Rockstar has a lot of beloved franchises under their belt (Grand Theft Auto, Red Dead Redemption, Max Paine, Bully, LA Noire) but right now they seem to only be focused on one. “Grand Theft Auto 5” (GTAV) or more specifically its online mode, looks to be the only game in Rockstar’s eye right now. GTAV is over seven years old at this point, yet still receives updates from Rockstar. It’s obvious that GTA is where the money is, as the updates make the game increasingly boring and repetitive to make paying to bypass it more appealing. When you compare it to its next most active community, “Red Dead Redemption 2” (RDR2) it’s clear which game is favored by Rockstar. 
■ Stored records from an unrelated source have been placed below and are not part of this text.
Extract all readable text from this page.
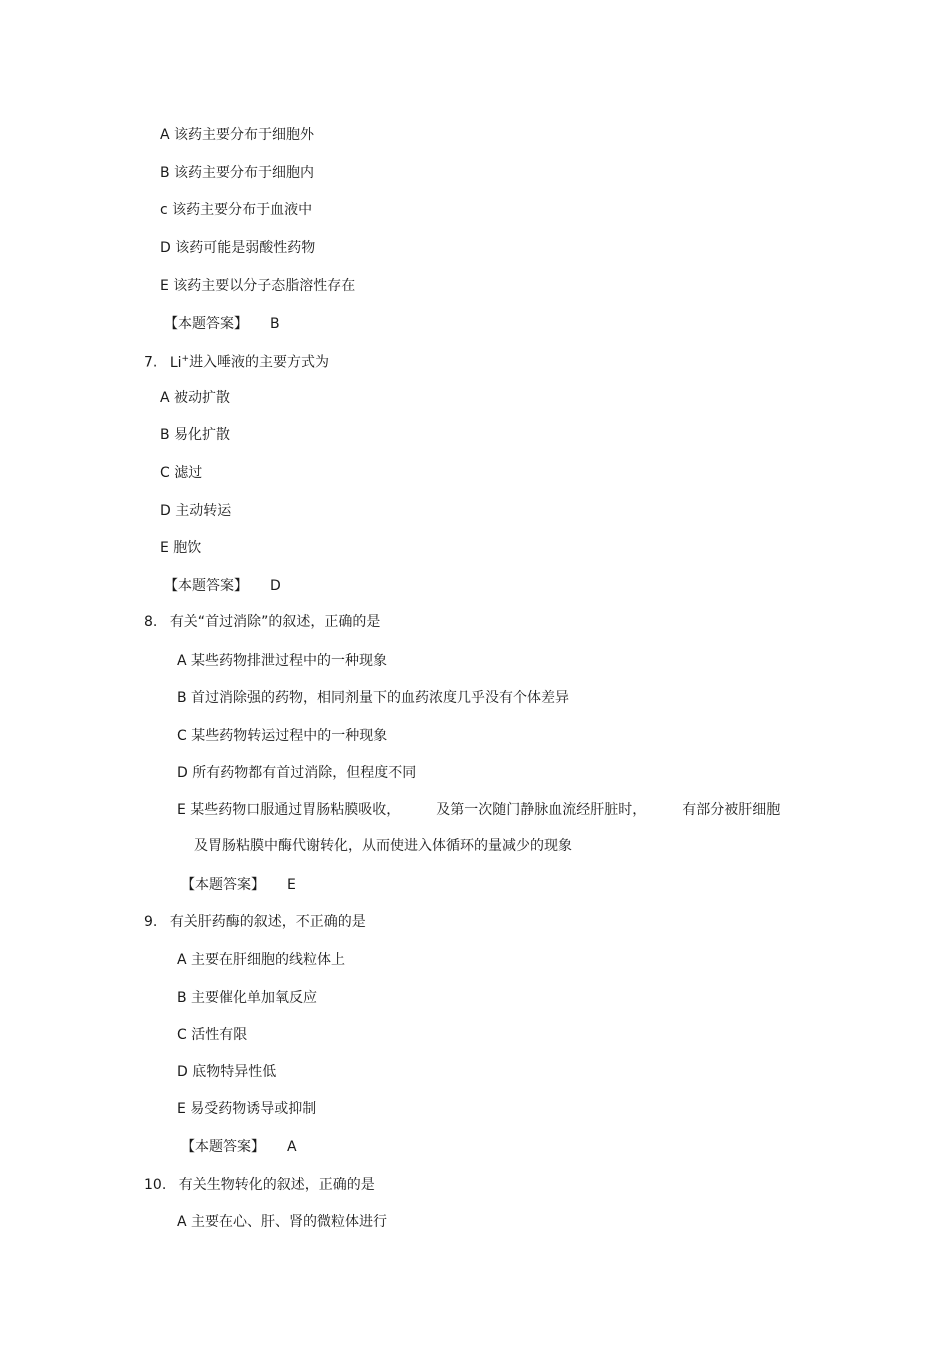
A 该药主要分布于细胞外
B 该药主要分布于细胞内
c 该药主要分布于血液中
D 该药可能是弱酸性药物
E 该药主要以分子态脂溶性存在
【本题答案】 B
7. Li+进入唾液的主要方式为
A 被动扩散
B 易化扩散
C 滤过
D 主动转运
E 胞饮
【本题答案】 D
8. 有关“首过消除”的叙述，正确的是
A 某些药物排泄过程中的一种现象
B 首过消除强的药物，相同剂量下的血药浓度几乎没有个体差异
C 某些药物转运过程中的一种现象
D 所有药物都有首过消除，但程度不同
E 某些药物口服通过胃肠粘膜吸收，	及第一次随门静脉血流经肝脏时，	有部分被肝细胞
及胃肠粘膜中酶代谢转化，从而使进入体循环的量减少的现象
【本题答案】 E
9. 有关肝药酶的叙述，不正确的是
A 主要在肝细胞的线粒体上
B 主要催化单加氧反应
C 活性有限
D 底物特异性低
E 易受药物诱导或抑制
【本题答案】 A
10. 有关生物转化的叙述，正确的是
A 主要在心、肝、肾的微粒体进行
RDR2, on average, has 15,000 players on Steam at any given time, while GTAV has 80,000 players at any given point. Both games are quite similar to each other, yet it’s obvious which one is the favorite. The online mode for GTAV has gotten unrecognizable to its base game. They’ve added flying cars, laser weapons, and tons more other items that make it less of a realistic looking sandbox, and more of a 4th grade dream house. This has left the older players who remembered the previous versions of the game disappointed, as Rockstar has continued to pander to profit instead of adding to the game. 

One important element of releasing new games, downloadable content, and updates is studios hyping up games. Creating hype has many benefits to upcoming releases. It gets people talking about the game, which serves as free advertising, and gives developers a chance to show off what they’ve been working on. But it has the potential to also lead to hate. Overhyping has become a real problem for studios now. 

At its launch, “No Man’s Sky” was way overhyped by the studio. While the game currently is well-received by most, it was missing a ton of promised features when it was released. This spreadsheet by the Internet Historian shows which promised features were absent from the game on launch. Almost all of the features were missing from the game as the developers continued to hype it up, even though the game was buggy and barren of the features promised to the community. The game also had gotten the spotlight from Sony as it was advertised as a triple A big release, even though the studio itself was comparable to an indie team.

These problems, once rare in the gaming industry, are now more common than ever and they look to keep getting worse. Some of these problems aren’t even that hard to fix. Studios should implement ideas from the community, or at least hear some of them out. They should release videos showing what they’ve been doing for the last couple weeks or months, and hold back on showing the community more than what they actually have. If those things happen, not only will players be happy, but things will be easier on the studios as well.